Saturday, September 18, 2010

Timing tests on Azure

In order to test the performance of your app on Azure, you really need to test on Azure.

This is especially the case when your app needs to talk to local SQL Azure, Table, Blob, and Queue resources - you can't test the performance of these:
- when you are running the storage on the DevFabric
- when you are running on the real storage, but with your app on a dev machine outside of the data center

When you are running on Azure, then how do you get your results out.

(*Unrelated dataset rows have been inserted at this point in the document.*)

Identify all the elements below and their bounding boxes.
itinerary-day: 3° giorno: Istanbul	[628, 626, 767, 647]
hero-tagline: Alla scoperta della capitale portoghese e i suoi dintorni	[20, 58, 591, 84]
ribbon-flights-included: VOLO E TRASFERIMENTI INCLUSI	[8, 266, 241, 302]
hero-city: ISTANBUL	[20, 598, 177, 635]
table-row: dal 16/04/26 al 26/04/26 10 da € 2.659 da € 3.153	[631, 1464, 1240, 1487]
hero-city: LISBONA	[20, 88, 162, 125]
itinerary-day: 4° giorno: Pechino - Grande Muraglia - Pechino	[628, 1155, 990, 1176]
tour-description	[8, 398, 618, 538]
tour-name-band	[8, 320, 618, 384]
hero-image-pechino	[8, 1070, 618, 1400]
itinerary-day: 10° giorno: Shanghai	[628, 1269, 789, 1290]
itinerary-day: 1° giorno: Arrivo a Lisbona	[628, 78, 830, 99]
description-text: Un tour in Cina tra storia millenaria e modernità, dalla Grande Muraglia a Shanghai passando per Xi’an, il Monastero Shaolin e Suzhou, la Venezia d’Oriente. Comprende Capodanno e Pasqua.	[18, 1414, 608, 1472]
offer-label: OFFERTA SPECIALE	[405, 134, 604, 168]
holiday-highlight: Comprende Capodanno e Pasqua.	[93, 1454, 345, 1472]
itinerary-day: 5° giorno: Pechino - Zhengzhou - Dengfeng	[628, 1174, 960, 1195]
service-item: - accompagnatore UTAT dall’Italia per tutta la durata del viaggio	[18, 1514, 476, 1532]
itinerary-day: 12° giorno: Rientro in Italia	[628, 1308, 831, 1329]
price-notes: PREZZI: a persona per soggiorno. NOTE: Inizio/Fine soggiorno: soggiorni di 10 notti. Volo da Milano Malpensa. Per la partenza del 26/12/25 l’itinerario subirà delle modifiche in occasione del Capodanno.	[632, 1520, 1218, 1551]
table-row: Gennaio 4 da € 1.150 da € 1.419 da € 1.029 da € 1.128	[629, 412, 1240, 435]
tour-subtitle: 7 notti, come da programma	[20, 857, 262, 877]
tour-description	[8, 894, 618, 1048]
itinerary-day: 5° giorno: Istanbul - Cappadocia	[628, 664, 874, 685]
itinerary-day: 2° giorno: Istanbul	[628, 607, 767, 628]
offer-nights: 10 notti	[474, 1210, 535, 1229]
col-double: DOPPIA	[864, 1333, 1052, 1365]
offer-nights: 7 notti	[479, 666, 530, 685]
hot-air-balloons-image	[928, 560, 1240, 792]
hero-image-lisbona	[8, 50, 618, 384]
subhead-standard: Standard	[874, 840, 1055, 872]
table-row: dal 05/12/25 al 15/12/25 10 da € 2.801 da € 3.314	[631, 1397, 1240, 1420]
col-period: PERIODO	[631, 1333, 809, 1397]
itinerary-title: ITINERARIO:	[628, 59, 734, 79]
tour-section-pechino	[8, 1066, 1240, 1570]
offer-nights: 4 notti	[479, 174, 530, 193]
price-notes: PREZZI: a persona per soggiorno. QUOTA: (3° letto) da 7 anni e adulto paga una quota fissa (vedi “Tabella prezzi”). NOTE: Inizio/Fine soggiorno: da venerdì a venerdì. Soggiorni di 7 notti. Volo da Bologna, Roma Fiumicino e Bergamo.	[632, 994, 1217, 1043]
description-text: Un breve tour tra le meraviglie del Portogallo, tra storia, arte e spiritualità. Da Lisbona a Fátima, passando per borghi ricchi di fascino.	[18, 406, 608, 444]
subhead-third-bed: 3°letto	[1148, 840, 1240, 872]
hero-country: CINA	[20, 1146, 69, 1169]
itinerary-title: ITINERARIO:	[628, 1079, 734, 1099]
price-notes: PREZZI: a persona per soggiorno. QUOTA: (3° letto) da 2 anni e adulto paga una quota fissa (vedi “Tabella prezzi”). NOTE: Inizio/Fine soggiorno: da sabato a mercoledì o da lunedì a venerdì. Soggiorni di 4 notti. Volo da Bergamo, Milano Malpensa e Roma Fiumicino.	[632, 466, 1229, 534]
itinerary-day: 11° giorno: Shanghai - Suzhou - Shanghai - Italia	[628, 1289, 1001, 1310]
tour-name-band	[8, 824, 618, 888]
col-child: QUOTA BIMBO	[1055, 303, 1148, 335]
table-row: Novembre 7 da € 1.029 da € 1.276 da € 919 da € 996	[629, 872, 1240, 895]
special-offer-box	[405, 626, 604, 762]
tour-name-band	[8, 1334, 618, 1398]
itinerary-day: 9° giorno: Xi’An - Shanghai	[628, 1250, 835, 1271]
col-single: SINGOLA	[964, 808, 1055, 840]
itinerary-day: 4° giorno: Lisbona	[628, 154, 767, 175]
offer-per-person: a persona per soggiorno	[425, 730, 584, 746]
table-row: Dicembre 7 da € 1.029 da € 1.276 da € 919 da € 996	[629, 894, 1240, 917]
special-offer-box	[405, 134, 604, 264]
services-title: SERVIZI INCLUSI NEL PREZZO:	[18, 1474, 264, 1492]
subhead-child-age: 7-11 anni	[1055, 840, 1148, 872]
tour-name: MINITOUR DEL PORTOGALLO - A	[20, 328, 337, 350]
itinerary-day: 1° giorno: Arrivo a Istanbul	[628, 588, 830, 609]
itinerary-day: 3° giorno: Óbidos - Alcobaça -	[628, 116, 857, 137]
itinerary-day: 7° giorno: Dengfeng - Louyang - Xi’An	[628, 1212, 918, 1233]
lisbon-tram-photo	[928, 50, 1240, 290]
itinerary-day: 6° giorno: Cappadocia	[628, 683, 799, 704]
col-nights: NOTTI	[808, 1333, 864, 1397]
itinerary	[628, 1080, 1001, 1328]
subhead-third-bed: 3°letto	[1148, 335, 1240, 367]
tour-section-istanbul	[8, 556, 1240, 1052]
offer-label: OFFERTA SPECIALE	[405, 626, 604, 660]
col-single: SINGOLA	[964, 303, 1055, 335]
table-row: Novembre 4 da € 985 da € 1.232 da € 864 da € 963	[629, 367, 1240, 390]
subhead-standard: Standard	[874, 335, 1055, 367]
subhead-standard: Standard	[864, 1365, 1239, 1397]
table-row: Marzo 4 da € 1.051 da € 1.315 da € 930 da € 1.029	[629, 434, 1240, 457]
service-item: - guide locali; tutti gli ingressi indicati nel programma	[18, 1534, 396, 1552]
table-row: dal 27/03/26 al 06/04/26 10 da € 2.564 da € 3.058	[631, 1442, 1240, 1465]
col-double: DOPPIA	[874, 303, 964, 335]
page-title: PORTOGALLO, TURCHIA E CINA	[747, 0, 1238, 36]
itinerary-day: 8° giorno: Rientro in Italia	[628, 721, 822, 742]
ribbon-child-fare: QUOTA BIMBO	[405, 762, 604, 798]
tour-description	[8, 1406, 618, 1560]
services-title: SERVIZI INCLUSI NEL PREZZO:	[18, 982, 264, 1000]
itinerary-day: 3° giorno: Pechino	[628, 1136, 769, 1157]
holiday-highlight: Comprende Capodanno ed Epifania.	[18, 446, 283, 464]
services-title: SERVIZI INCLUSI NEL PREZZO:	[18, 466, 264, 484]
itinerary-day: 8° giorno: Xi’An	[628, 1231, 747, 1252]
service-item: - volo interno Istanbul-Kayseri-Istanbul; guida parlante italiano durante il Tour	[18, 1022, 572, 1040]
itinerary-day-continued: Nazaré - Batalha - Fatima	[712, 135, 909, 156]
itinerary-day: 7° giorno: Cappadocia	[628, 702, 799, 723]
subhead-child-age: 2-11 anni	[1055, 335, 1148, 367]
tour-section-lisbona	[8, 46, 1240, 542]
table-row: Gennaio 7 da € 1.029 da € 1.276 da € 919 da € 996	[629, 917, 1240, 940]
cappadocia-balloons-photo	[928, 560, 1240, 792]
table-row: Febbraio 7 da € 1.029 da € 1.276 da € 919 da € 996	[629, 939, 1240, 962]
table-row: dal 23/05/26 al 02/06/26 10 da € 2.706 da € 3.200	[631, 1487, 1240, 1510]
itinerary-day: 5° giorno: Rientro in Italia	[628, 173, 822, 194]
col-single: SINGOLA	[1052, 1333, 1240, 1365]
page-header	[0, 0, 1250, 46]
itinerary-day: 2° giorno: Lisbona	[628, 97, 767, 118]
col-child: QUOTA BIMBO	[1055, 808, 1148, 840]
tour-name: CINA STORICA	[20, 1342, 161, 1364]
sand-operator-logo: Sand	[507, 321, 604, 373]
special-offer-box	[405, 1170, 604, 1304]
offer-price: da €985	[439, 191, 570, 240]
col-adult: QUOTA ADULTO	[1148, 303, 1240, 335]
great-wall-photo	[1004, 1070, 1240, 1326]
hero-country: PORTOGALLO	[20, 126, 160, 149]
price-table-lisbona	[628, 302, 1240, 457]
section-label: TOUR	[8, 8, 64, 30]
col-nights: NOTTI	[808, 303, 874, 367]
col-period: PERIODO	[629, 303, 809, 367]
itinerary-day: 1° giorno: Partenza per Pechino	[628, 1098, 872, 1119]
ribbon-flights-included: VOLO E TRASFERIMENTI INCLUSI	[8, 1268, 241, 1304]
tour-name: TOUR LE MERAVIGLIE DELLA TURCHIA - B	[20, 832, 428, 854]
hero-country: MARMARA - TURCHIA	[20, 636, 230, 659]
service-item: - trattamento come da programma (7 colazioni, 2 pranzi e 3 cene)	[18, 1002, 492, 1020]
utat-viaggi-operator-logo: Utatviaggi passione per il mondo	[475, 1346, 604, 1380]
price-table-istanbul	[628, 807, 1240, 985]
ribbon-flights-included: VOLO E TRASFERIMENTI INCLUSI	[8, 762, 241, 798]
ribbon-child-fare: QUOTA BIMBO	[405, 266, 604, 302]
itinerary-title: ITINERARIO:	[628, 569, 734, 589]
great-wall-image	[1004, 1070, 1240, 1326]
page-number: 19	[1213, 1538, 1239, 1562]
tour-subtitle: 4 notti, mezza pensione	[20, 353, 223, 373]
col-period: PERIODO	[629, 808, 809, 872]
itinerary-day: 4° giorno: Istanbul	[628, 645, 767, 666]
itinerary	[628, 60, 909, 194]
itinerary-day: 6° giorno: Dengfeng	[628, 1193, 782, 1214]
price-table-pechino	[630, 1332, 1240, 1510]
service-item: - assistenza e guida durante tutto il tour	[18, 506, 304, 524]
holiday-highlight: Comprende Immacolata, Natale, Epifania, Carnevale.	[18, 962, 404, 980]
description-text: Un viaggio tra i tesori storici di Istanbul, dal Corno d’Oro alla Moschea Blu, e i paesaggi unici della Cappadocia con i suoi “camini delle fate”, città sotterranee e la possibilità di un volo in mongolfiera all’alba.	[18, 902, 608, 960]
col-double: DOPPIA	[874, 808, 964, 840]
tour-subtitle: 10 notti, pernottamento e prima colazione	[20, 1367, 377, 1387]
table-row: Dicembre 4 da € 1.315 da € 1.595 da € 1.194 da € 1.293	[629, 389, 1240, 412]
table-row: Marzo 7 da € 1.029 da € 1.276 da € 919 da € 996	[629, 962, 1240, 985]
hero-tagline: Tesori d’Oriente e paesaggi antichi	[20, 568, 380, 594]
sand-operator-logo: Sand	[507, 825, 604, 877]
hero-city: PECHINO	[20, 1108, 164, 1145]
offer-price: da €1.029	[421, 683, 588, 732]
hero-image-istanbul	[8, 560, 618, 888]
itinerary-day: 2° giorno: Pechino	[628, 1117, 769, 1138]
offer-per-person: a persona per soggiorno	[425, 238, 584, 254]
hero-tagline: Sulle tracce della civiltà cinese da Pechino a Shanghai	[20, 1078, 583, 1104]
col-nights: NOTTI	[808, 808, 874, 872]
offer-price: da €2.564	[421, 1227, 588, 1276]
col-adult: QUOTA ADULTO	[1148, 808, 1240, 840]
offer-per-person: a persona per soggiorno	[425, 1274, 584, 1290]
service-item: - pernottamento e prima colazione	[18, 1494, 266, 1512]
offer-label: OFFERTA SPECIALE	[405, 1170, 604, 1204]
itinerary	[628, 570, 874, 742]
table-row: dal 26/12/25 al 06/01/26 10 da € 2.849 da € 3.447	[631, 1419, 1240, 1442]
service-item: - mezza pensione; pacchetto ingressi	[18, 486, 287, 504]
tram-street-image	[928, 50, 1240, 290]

Well, to start with I've just used some simple tests using System.Diagnostics.StopWatch:

At the start of the method to be tested
            List<KeyValuePair<string, long>> times = new List<KeyValuePair<string, long>>();
            times.Add(new KeyValuePair<string, long>("Original", 0L));
            System.Diagnostics.Stopwatch timer = new System.Diagnostics.Stopwatch();
            timer.Start();

Half way through:
            times.Add(new KeyValuePair<string,long>("namedPoint", timer.ElapsedMilliseconds));

And at the end:
            times.Add(new KeyValuePair<string, long>("timeToEnd", timer.ElapsedMilliseconds));
            timer.Stop();

            foreach (var t in times)
            {
                System.Diagnostics.Trace.TraceError(string.Format("{0}:{1}", t.Value, t.Key));
            }

This then uploads the results to Azure Diagnostics - currently Trace is routed to Table storage.

Obviously this is only a temporary solution - only suited for simple methods, and you have to remove this code for Production.